In preclinical studies, AK131 has shown good in vivo and in vitro activity. In addition to effectively blocking the PD-1/PDL-1 interaction, it can also effectively promote the activation of T cells and B cells and induce the endocytosis of CD73. . In mouse models, AK131 showed good anti-tumor activity in vivo, inhibiting tumor growth by almost 100%.
Earlier at the 2022 American Association for Cancer Research (AACR) annual meeting, Kangfang Biotech released the preclinical research results of AK131.
• Research shows that AK131 can effectively block the interaction of PD-1/PD-L1 and has good anti-PD-1/PD-L1 activity.
• Inhibition of CD73 enzymatic activity was determined by cell-based enzymatic assay, AK131 showed potent inhibition of CD73 activity and stimulated cellular endocytosis of CD73.
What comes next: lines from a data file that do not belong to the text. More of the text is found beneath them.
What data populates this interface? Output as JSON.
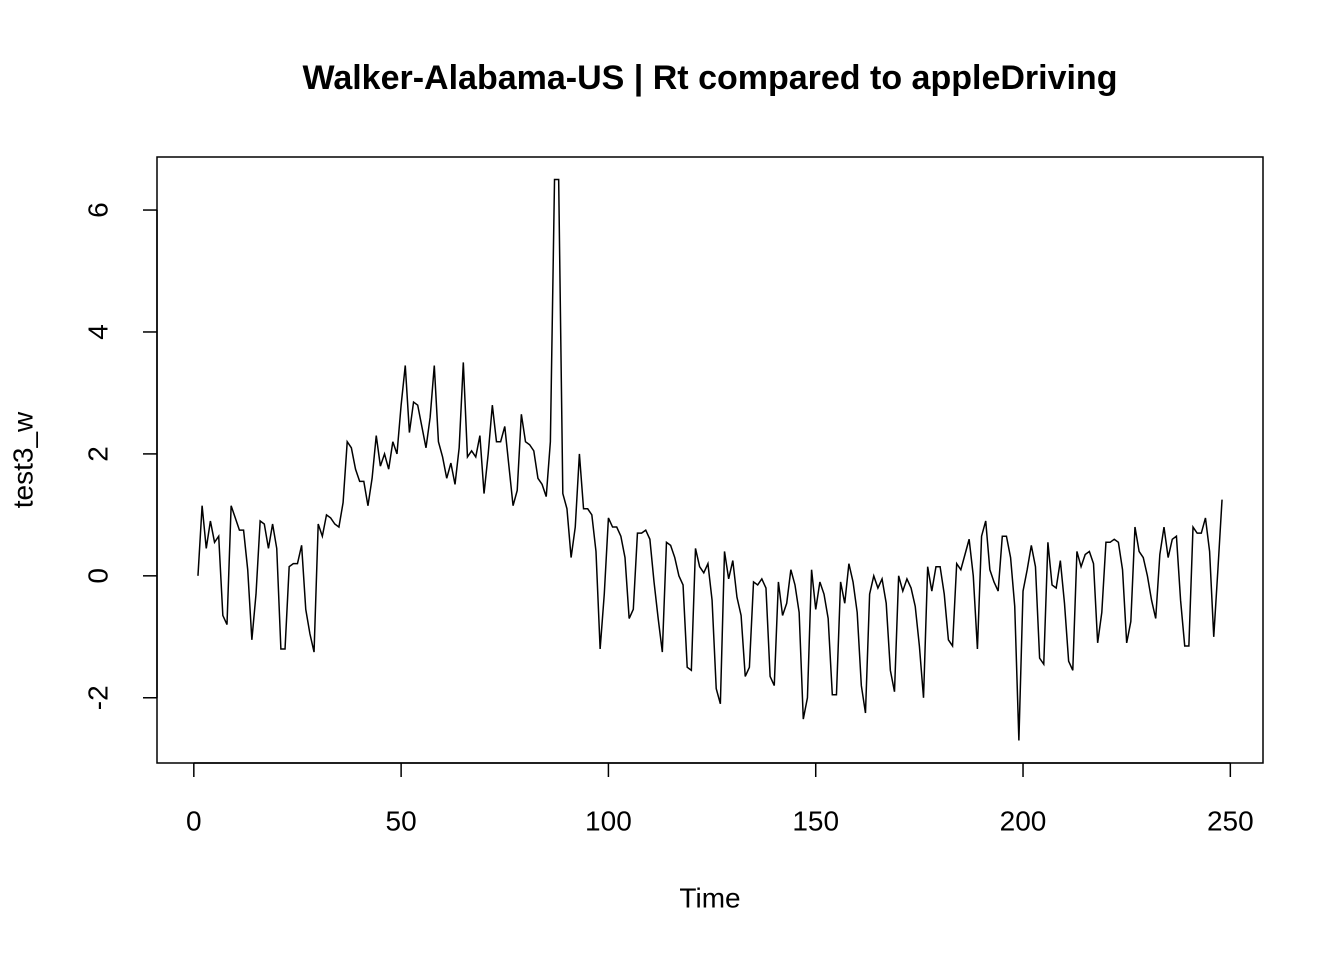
{
  "chart_data": {
    "type": "line",
    "title": "Walker-Alabama-US | Rt compared to appleDriving",
    "x_label": "Time",
    "y_label": "test3_w",
    "x": [
      1,
      2,
      3,
      4,
      5,
      6,
      7,
      8,
      9,
      10,
      11,
      12,
      13,
      14,
      15,
      16,
      17,
      18,
      19,
      20,
      21,
      22,
      23,
      24,
      25,
      26,
      27,
      28,
      29,
      30,
      31,
      32,
      33,
      34,
      35,
      36,
      37,
      38,
      39,
      40,
      41,
      42,
      43,
      44,
      45,
      46,
      47,
      48,
      49,
      50,
      51,
      52,
      53,
      54,
      55,
      56,
      57,
      58,
      59,
      60,
      61,
      62,
      63,
      64,
      65,
      66,
      67,
      68,
      69,
      70,
      71,
      72,
      73,
      74,
      75,
      76,
      77,
      78,
      79,
      80,
      81,
      82,
      83,
      84,
      85,
      86,
      87,
      88,
      89,
      90,
      91,
      92,
      93,
      94,
      95,
      96,
      97,
      98,
      99,
      100,
      101,
      102,
      103,
      104,
      105,
      106,
      107,
      108,
      109,
      110,
      111,
      112,
      113,
      114,
      115,
      116,
      117,
      118,
      119,
      120,
      121,
      122,
      123,
      124,
      125,
      126,
      127,
      128,
      129,
      130,
      131,
      132,
      133,
      134,
      135,
      136,
      137,
      138,
      139,
      140,
      141,
      142,
      143,
      144,
      145,
      146,
      147,
      148,
      149,
      150,
      151,
      152,
      153,
      154,
      155,
      156,
      157,
      158,
      159,
      160,
      161,
      162,
      163,
      164,
      165,
      166,
      167,
      168,
      169,
      170,
      171,
      172,
      173,
      174,
      175,
      176,
      177,
      178,
      179,
      180,
      181,
      182,
      183,
      184,
      185,
      186,
      187,
      188,
      189,
      190,
      191,
      192,
      193,
      194,
      195,
      196,
      197,
      198,
      199,
      200,
      201,
      202,
      203,
      204,
      205,
      206,
      207,
      208,
      209,
      210,
      211,
      212,
      213,
      214,
      215,
      216,
      217,
      218,
      219,
      220,
      221,
      222,
      223,
      224,
      225,
      226,
      227,
      228,
      229,
      230,
      231,
      232,
      233,
      234,
      235,
      236,
      237,
      238,
      239,
      240,
      241,
      242,
      243,
      244,
      245,
      246,
      247,
      248
    ],
    "series": [
      {
        "color": "#000000",
        "values": [
          0,
          1.15,
          0.45,
          0.9,
          0.55,
          0.65,
          -0.65,
          -0.8,
          1.15,
          0.95,
          0.75,
          0.75,
          0.1,
          -1.05,
          -0.3,
          0.9,
          0.85,
          0.45,
          0.85,
          0.45,
          -1.2,
          -1.2,
          0.15,
          0.2,
          0.2,
          0.5,
          -0.55,
          -0.95,
          -1.25,
          0.85,
          0.65,
          1.0,
          0.95,
          0.85,
          0.8,
          1.2,
          2.2,
          2.1,
          1.75,
          1.55,
          1.55,
          1.15,
          1.6,
          2.3,
          1.8,
          2.0,
          1.75,
          2.2,
          2.0,
          2.8,
          3.45,
          2.35,
          2.85,
          2.8,
          2.45,
          2.1,
          2.6,
          3.45,
          2.2,
          1.95,
          1.6,
          1.85,
          1.5,
          2.1,
          3.5,
          1.95,
          2.05,
          1.95,
          2.3,
          1.35,
          2.0,
          2.8,
          2.2,
          2.2,
          2.45,
          1.8,
          1.15,
          1.4,
          2.65,
          2.2,
          2.15,
          2.05,
          1.6,
          1.5,
          1.3,
          2.2,
          6.5,
          6.5,
          1.35,
          1.1,
          0.3,
          0.8,
          2.0,
          1.1,
          1.1,
          1.0,
          0.4,
          -1.2,
          -0.3,
          0.95,
          0.8,
          0.8,
          0.65,
          0.3,
          -0.7,
          -0.55,
          0.7,
          0.7,
          0.75,
          0.6,
          -0.1,
          -0.7,
          -1.25,
          0.55,
          0.5,
          0.3,
          0.0,
          -0.15,
          -1.5,
          -1.55,
          0.45,
          0.15,
          0.05,
          0.2,
          -0.4,
          -1.85,
          -2.1,
          0.4,
          -0.05,
          0.25,
          -0.35,
          -0.65,
          -1.65,
          -1.5,
          -0.1,
          -0.15,
          -0.05,
          -0.2,
          -1.65,
          -1.8,
          -0.1,
          -0.65,
          -0.45,
          0.1,
          -0.15,
          -0.6,
          -2.35,
          -2.0,
          0.1,
          -0.55,
          -0.1,
          -0.3,
          -0.7,
          -1.95,
          -1.95,
          -0.1,
          -0.45,
          0.2,
          -0.1,
          -0.6,
          -1.8,
          -2.25,
          -0.3,
          0.0,
          -0.2,
          -0.05,
          -0.45,
          -1.55,
          -1.9,
          0.0,
          -0.25,
          -0.05,
          -0.2,
          -0.5,
          -1.15,
          -2.0,
          0.15,
          -0.25,
          0.15,
          0.15,
          -0.3,
          -1.05,
          -1.15,
          0.2,
          0.1,
          0.35,
          0.6,
          0.0,
          -1.2,
          0.65,
          0.9,
          0.1,
          -0.1,
          -0.25,
          0.65,
          0.65,
          0.3,
          -0.5,
          -2.7,
          -0.25,
          0.1,
          0.5,
          0.15,
          -1.35,
          -1.45,
          0.55,
          -0.15,
          -0.2,
          0.25,
          -0.45,
          -1.4,
          -1.55,
          0.4,
          0.15,
          0.35,
          0.4,
          0.2,
          -1.1,
          -0.6,
          0.55,
          0.55,
          0.6,
          0.55,
          0.1,
          -1.1,
          -0.75,
          0.8,
          0.4,
          0.3,
          0.0,
          -0.4,
          -0.7,
          0.35,
          0.8,
          0.3,
          0.6,
          0.65,
          -0.4,
          -1.15,
          -1.15,
          0.8,
          0.7,
          0.7,
          0.95,
          0.4,
          -1.0,
          0.1,
          1.25
        ]
      }
    ],
    "xlim": [
      -8.88,
      257.88
    ],
    "ylim": [
      -3.07,
      6.87
    ],
    "xticks": [
      0,
      50,
      100,
      150,
      200,
      250
    ],
    "yticks": [
      -2,
      0,
      2,
      4,
      6
    ],
    "grid": false
  }
}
• CD73 catalyzes the generation of adenosine from the substrate AMP, which has an immunosuppressive effect. When adenosine levels increase, the immune activating effect of anti-PD-1 antibodies is weakened. Cell experiments show that in the presence of adenosine generated by the hydrolysis substrate AMP of CD73, anti-PD-1 antibodies induce immune cell activation, and the activity of secreting IL-2 and other cytokines is significantly weakened, and because AK131 can simultaneously inhibit CD73 and PD-1 pathway, so it demonstrates stronger immune activation efficacy than anti-PD-1 monoclonal antibody alone, and the combination of PD-1 and CD73 monoclonal antibodies, and induces stronger IFN-γ and IL-2 of secretion.
• B cells are important players in the body's anti-tumor immunity, and studies have shown that B cell activation indicates a better prognosis. Cytological studies and previous in vivo pharmacological studies have suggested that AK131 can effectively induce B cell activation, and the expression of B cell activation marker molecules CD69, CD83, HLA-DR and IgM can be increased by AK131.
• The in vivo antitumor activity of AK131 was studied in C57BL/6-hPD-1/hPD-L1/hCD73 transgenic mice carrying MC38-hPDL1-hCD73 xenografts. Research shows that AK131 can significantly inhibit tumor volume growth and has relatively powerful anti-tumor activity.